Last year an unknown price competition was going on between oil leaders. By increasing production, and thereby lowering the market price for oil, they tried to compete each other out. On November 2016, members of the Organization of the Petroleum Exporting Countries (OPEC) and ten other countries, among them Russia, decreased part of their production. This month the same leaders decided to extend this policy for nine months. The goal is to increase the price of oil, but MarketWatch came up with an interesting thread by looking at history.
Till the 1970s the US was the major producer of soybeans. This changed after the US blocked the export of soybeans several times . In the short run, this resulted in price drops which harmed farmers. However, also in the long run there was damage in the US soybean industry. The US Department of Agriculture reported that after the export blocks, Japan started to invest more heavily in Brazil’s soybean industry, which was at the time just a small player. Lost confidence in America as a soybean supplier was their key argument. In 1971, America produced 1,127 billion bushel while Brazil produced only 76 billion. In 2016, this was 3,926 billion bushel for America and for Brazil 3,546 billion. So, both industries grew, but America lost market share to Brazil.

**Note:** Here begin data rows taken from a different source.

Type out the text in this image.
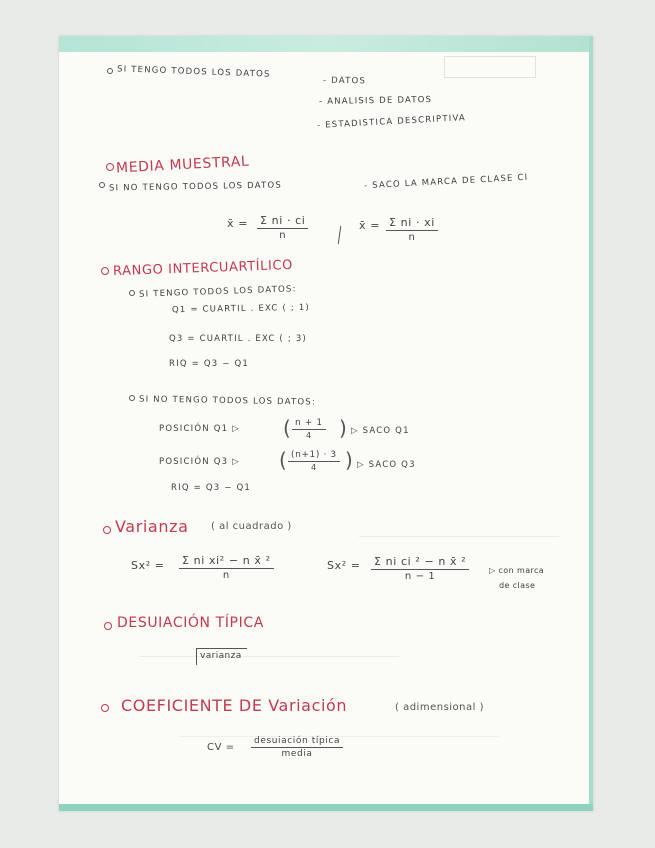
SI TENGO TODOS LOS DATOS
- DATOS
- ANALISIS DE DATOS
- ESTADISTICA DESCRIPTIVA
MEDIA MUESTRAL
SI NO TENGO TODOS LOS DATOS	- SACO LA MARCA DE CLASE CI
x̄ = $\frac{\text{Σ ni · ci}}{n}$	x̄ = $\frac{\text{Σ ni · xi}}{n}$
RANGO INTERCUARTÍLICO
SI TENGO TODOS LOS DATOS:
Q1 = CUARTIL . EXC ( ; 1)
Q3 = CUARTIL . EXC ( ; 3)
RIQ = Q3 − Q1
SI NO TENGO TODOS LOS DATOS:
POSICIÓN Q1 ▷ ( $\frac{n + 1}{4}$ ) ▷ SACO Q1
POSICIÓN Q3 ▷ ( $\frac{(n+1) \cdot 3}{4}$ ) ▷ SACO Q3
RIQ = Q3 − Q1
Varianza ( al cuadrado )
$Sx^2 = \frac{\text{Σ ni xi² − n x̄ ²}}{n}$	$Sx^2 = \frac{\text{Σ ni ci ² − n x̄ ²}}{n - 1}$ ▷ con marca
de clase
DESUIACIÓN TÍPICA
varianza
COEFICIENTE DE Variación	( adimensional )
CV =
desuiación típica
media
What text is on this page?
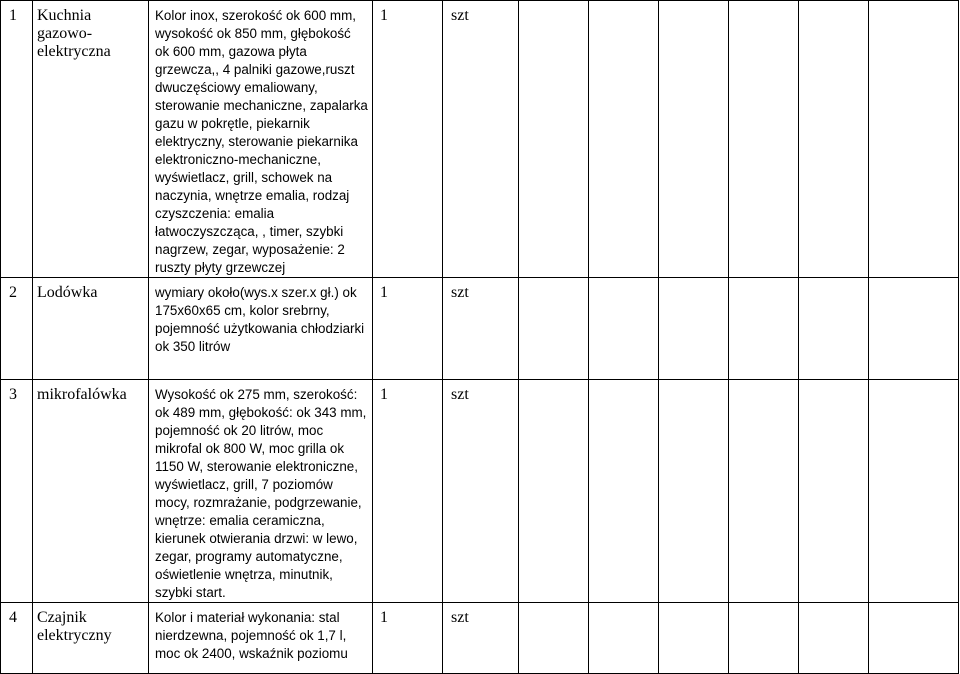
1	Kuchnia gazowo-elektryczna	Kolor inox, szerokość ok 600 mm, wysokość ok 850 mm, głębokość ok 600 mm, gazowa płyta grzewcza,, 4 palniki gazowe,ruszt dwuczęściowy emaliowany, sterowanie mechaniczne, zapalarka gazu w pokrętle, piekarnik elektryczny, sterowanie piekarnika elektroniczno-mechaniczne, wyświetlacz, grill, schowek na naczynia, wnętrze emalia, rodzaj czyszczenia: emalia łatwoczyszcząca, , timer, szybki nagrzew, zegar, wyposażenie: 2 ruszty płyty grzewczej	1	szt						
2	Lodówka	wymiary około(wys.x szer.x gł.) ok 175x60x65 cm, kolor srebrny, pojemność użytkowania chłodziarki ok 350 litrów	1	szt						
3	mikrofalówka	Wysokość ok 275 mm, szerokość: ok 489 mm, głębokość: ok 343 mm, pojemność ok 20 litrów, moc mikrofal ok 800 W, moc grilla ok 1150 W, sterowanie elektroniczne, wyświetlacz, grill, 7 poziomów mocy, rozmrażanie, podgrzewanie, wnętrze: emalia ceramiczna, kierunek otwierania drzwi: w lewo, zegar, programy automatyczne, oświetlenie wnętrza, minutnik, szybki start.	1	szt						
4	Czajnik elektryczny	Kolor i materiał wykonania: stal nierdzewna, pojemność ok 1,7 l, moc ok 2400, wskaźnik poziomu	1	szt						
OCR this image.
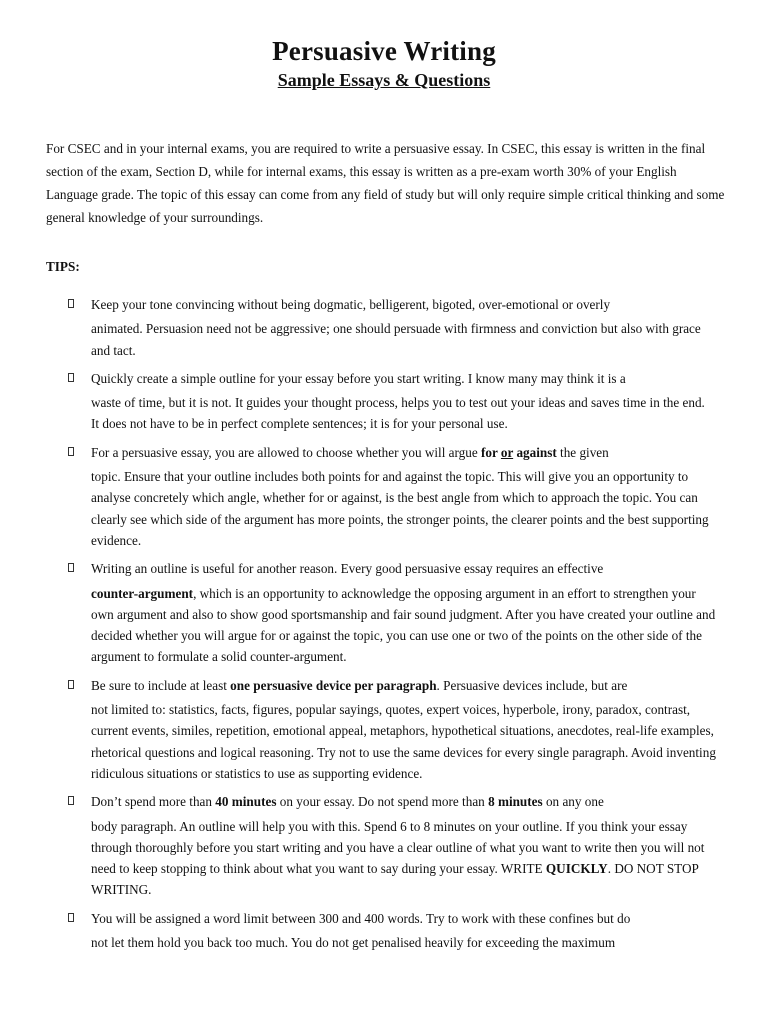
Persuasive Writing
Sample Essays & Questions

For CSEC and in your internal exams, you are required to write a persuasive essay. In CSEC, this essay is written in the final section of the exam, Section D, while for internal exams, this essay is written as a pre-exam worth 30% of your English Language grade. The topic of this essay can come from any field of study but will only require simple critical thinking and some general knowledge of your surroundings.

TIPS:
Keep your tone convincing without being dogmatic, belligerent, bigoted, over-emotional or overly
animated. Persuasion need not be aggressive; one should persuade with firmness and conviction but also with grace and tact.
Quickly create a simple outline for your essay before you start writing. I know many may think it is a
waste of time, but it is not. It guides your thought process, helps you to test out your ideas and saves time in the end. It does not have to be in perfect complete sentences; it is for your personal use.
For a persuasive essay, you are allowed to choose whether you will argue for or against the given
topic. Ensure that your outline includes both points for and against the topic. This will give you an opportunity to analyse concretely which angle, whether for or against, is the best angle from which to approach the topic. You can clearly see which side of the argument has more points, the stronger points, the clearer points and the best supporting evidence.
Writing an outline is useful for another reason. Every good persuasive essay requires an effective
counter-argument, which is an opportunity to acknowledge the opposing argument in an effort to strengthen your own argument and also to show good sportsmanship and fair sound judgment. After you have created your outline and decided whether you will argue for or against the topic, you can use one or two of the points on the other side of the argument to formulate a solid counter-argument.
Be sure to include at least one persuasive device per paragraph. Persuasive devices include, but are
not limited to: statistics, facts, figures, popular sayings, quotes, expert voices, hyperbole, irony, paradox, contrast, current events, similes, repetition, emotional appeal, metaphors, hypothetical situations, anecdotes, real-life examples, rhetorical questions and logical reasoning. Try not to use the same devices for every single paragraph. Avoid inventing ridiculous situations or statistics to use as supporting evidence.
Don’t spend more than 40 minutes on your essay. Do not spend more than 8 minutes on any one
body paragraph. An outline will help you with this. Spend 6 to 8 minutes on your outline. If you think your essay through thoroughly before you start writing and you have a clear outline of what you want to write then you will not need to keep stopping to think about what you want to say during your essay. WRITE QUICKLY. DO NOT STOP WRITING.
You will be assigned a word limit between 300 and 400 words. Try to work with these confines but do
not let them hold you back too much. You do not get penalised heavily for exceeding the maximum
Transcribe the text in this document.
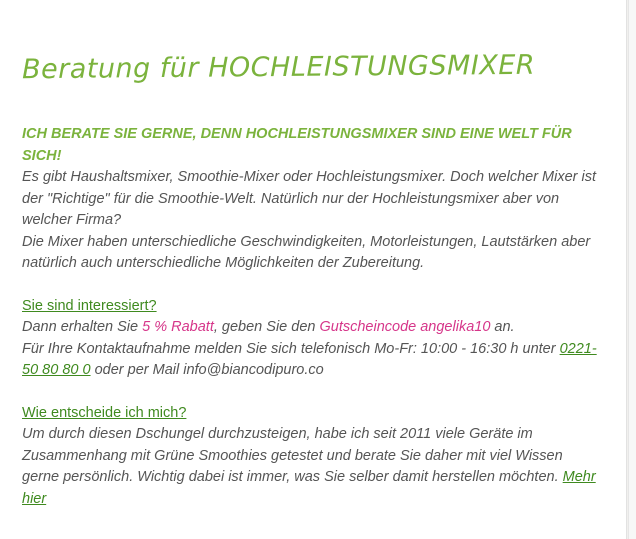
Beratung für HOCHLEISTUNGSMIXER

ICH BERATE SIE GERNE, DENN HOCHLEISTUNGSMIXER SIND EINE WELT FÜR SICH!

Es gibt Haushaltsmixer, Smoothie-Mixer oder Hochleistungsmixer. Doch welcher Mixer ist der "Richtige" für die Smoothie-Welt. Natürlich nur der Hochleistungsmixer aber von welcher Firma?

Die Mixer haben unterschiedliche Geschwindigkeiten, Motorleistungen, Lautstärken aber natürlich auch unterschiedliche Möglichkeiten der Zubereitung.

Sie sind interessiert?

Dann erhalten Sie 5 % Rabatt, geben Sie den Gutscheincode angelika10 an.

Für Ihre Kontaktaufnahme melden Sie sich telefonisch Mo-Fr: 10:00 - 16:30 h unter 0221-50 80 80 0 oder per Mail info@biancodipuro.co

Wie entscheide ich mich?

Um durch diesen Dschungel durchzusteigen, habe ich seit 2011 viele Geräte im Zusammenhang mit Grüne Smoothies getestet und berate Sie daher mit viel Wissen gerne persönlich. Wichtig dabei ist immer, was Sie selber damit herstellen möchten. Mehr hier
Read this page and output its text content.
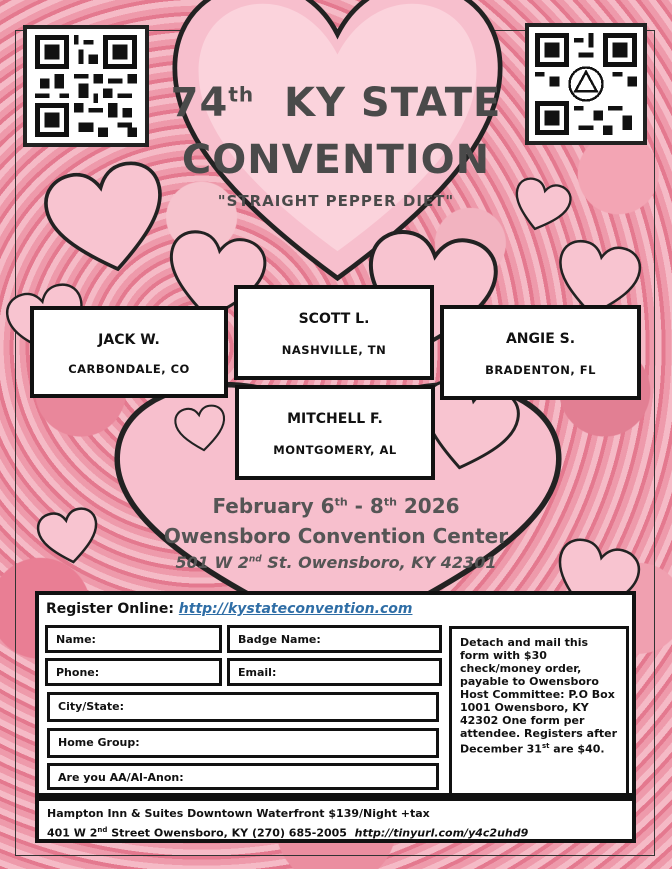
74th KY STATE
CONVENTION
"STRAIGHT PEPPER DIET"
JACK W.
CARBONDALE, CO
SCOTT L.
NASHVILLE, TN
ANGIE S.
BRADENTON, FL
MITCHELL F.
MONTGOMERY, AL
February 6th - 8th 2026
Owensboro Convention Center
501 W 2nd St. Owensboro, KY 42301
Register Online: http://kystateconvention.com
Name:	Badge Name:
Phone:	Email:
City/State:
Home Group:
Are you AA/Al-Anon:
Detach and mail this form with $30 check/money order, payable to Owensboro Host Committee: P.O Box 1001 Owensboro, KY 42302 One form per attendee. Registers after December 31st are $40.
Hampton Inn & Suites Downtown Waterfront $139/Night +tax
401 W 2nd Street Owensboro, KY (270) 685-2005 http://tinyurl.com/y4c2uhd9
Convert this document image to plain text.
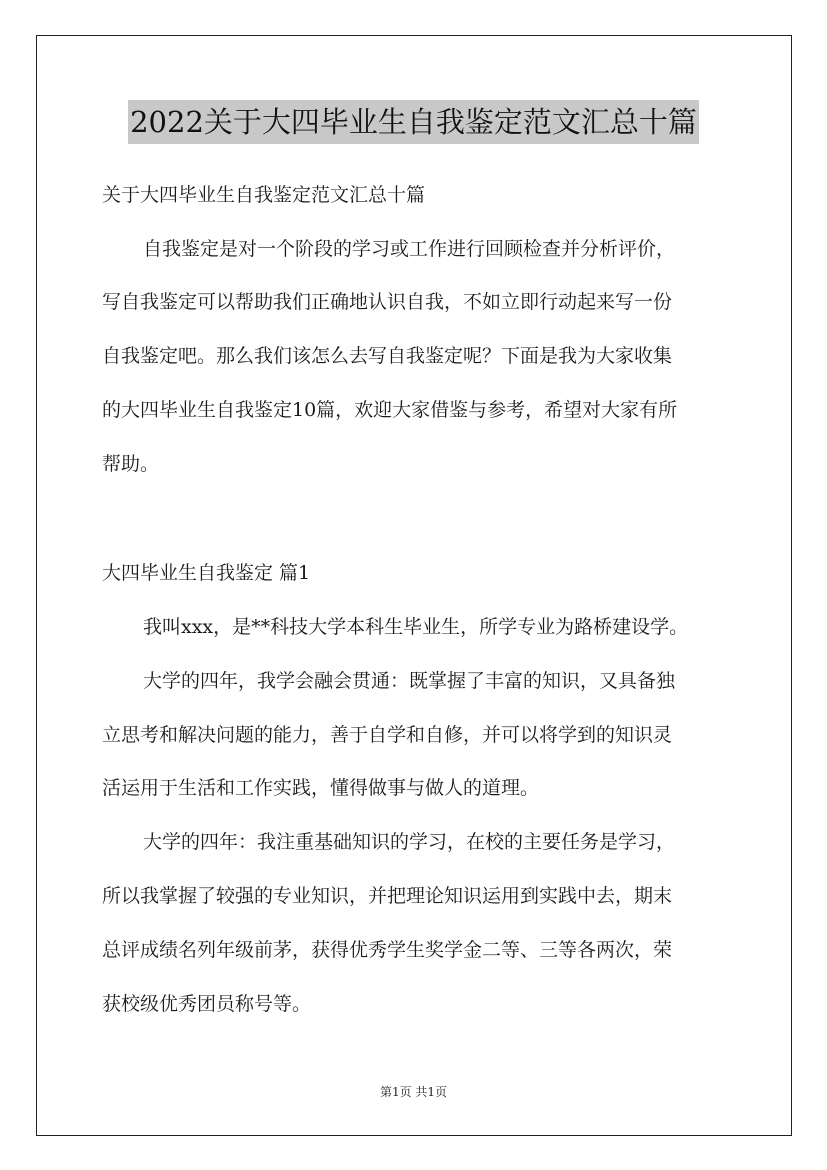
2022关于大四毕业生自我鉴定范文汇总十篇
关于大四毕业生自我鉴定范文汇总十篇
自我鉴定是对一个阶段的学习或工作进行回顾检查并分析评价，
写自我鉴定可以帮助我们正确地认识自我，不如立即行动起来写一份
自我鉴定吧。那么我们该怎么去写自我鉴定呢？下面是我为大家收集
的大四毕业生自我鉴定10篇，欢迎大家借鉴与参考，希望对大家有所
帮助。
大四毕业生自我鉴定 篇1
我叫xxx，是**科技大学本科生毕业生，所学专业为路桥建设学。
大学的四年，我学会融会贯通：既掌握了丰富的知识，又具备独
立思考和解决问题的能力，善于自学和自修，并可以将学到的知识灵
活运用于生活和工作实践，懂得做事与做人的道理。
大学的四年：我注重基础知识的学习，在校的主要任务是学习，
所以我掌握了较强的专业知识，并把理论知识运用到实践中去，期末
总评成绩名列年级前茅，获得优秀学生奖学金二等、三等各两次，荣
获校级优秀团员称号等。
第1页 共1页
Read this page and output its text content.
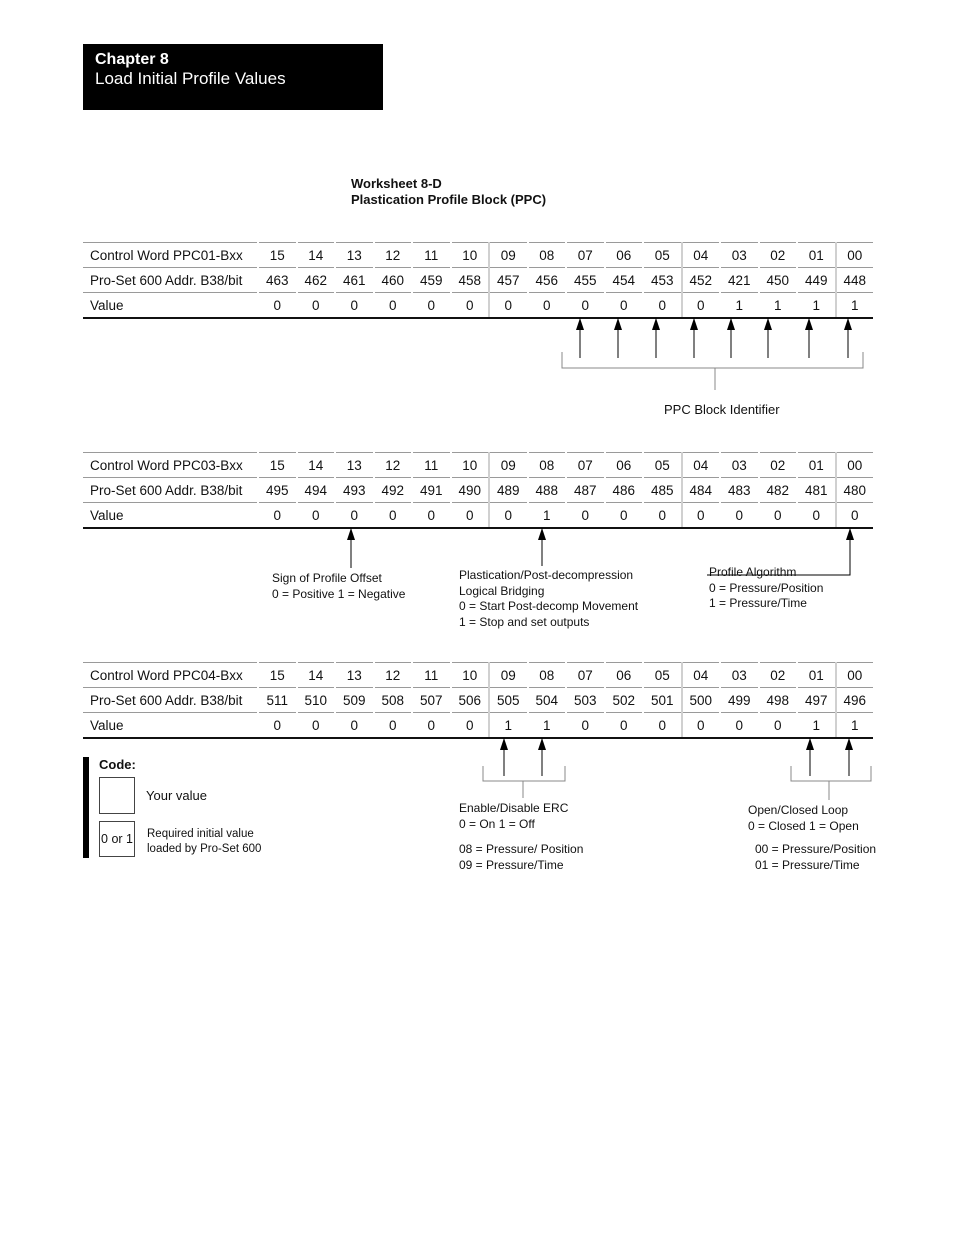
Chapter 8
Load Initial Profile Values
Worksheet 8-D
Plastication Profile Block (PPC)
Control Word PPC01-Bxx	15	14	13	12	11	10	09	08	07	06	05	04	03	02	01	00
Pro-Set 600 Addr. B38/bit	463	462	461	460	459	458	457	456	455	454	453	452	421	450	449	448
Value	0	0	0	0	0	0	0	0	0	0	0	0	1	1	1	1
Control Word PPC03-Bxx	15	14	13	12	11	10	09	08	07	06	05	04	03	02	01	00
Pro-Set 600 Addr. B38/bit	495	494	493	492	491	490	489	488	487	486	485	484	483	482	481	480
Value	0	0	0	0	0	0	0	1	0	0	0	0	0	0	0	0
Control Word PPC04-Bxx	15	14	13	12	11	10	09	08	07	06	05	04	03	02	01	00
Pro-Set 600 Addr. B38/bit	511	510	509	508	507	506	505	504	503	502	501	500	499	498	497	496
Value	0	0	0	0	0	0	1	1	0	0	0	0	0	0	1	1
PPC Block Identifier
Sign of Profile Offset
0 = Positive 1 = Negative
Plastication/Post-decompression
Logical Bridging
0 = Start Post-decomp Movement
1 = Stop and set outputs
Profile Algorithm
0 = Pressure/Position
1 = Pressure/Time
Enable/Disable ERC
0 = On 1 = Off
08 = Pressure/ Position
09 = Pressure/Time
Open/Closed Loop
0 = Closed 1 = Open
00 = Pressure/Position
01 = Pressure/Time
Code:
Your value
0 or 1 Required initial value
loaded by Pro-Set 600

MarketWatch compared market developments in the soybean industry with the current situation of the oil industry. OPEC limits production together with 10 other countries. The US is not included in this. MarketWatch noticed that America improved its technology and efficiency and thereby might have the ability to respond quickly to production drops by OPEC, while gaining market share.
The question is if the US really has the ability to fill the gap that OPEC creates, and if it really is hard for OPEC to regain market share after losing some to the US, as was the case in the soybean production. History shows that it can be hard to regain market share in commodity markets, so OPEC should pay attention to this possible threat.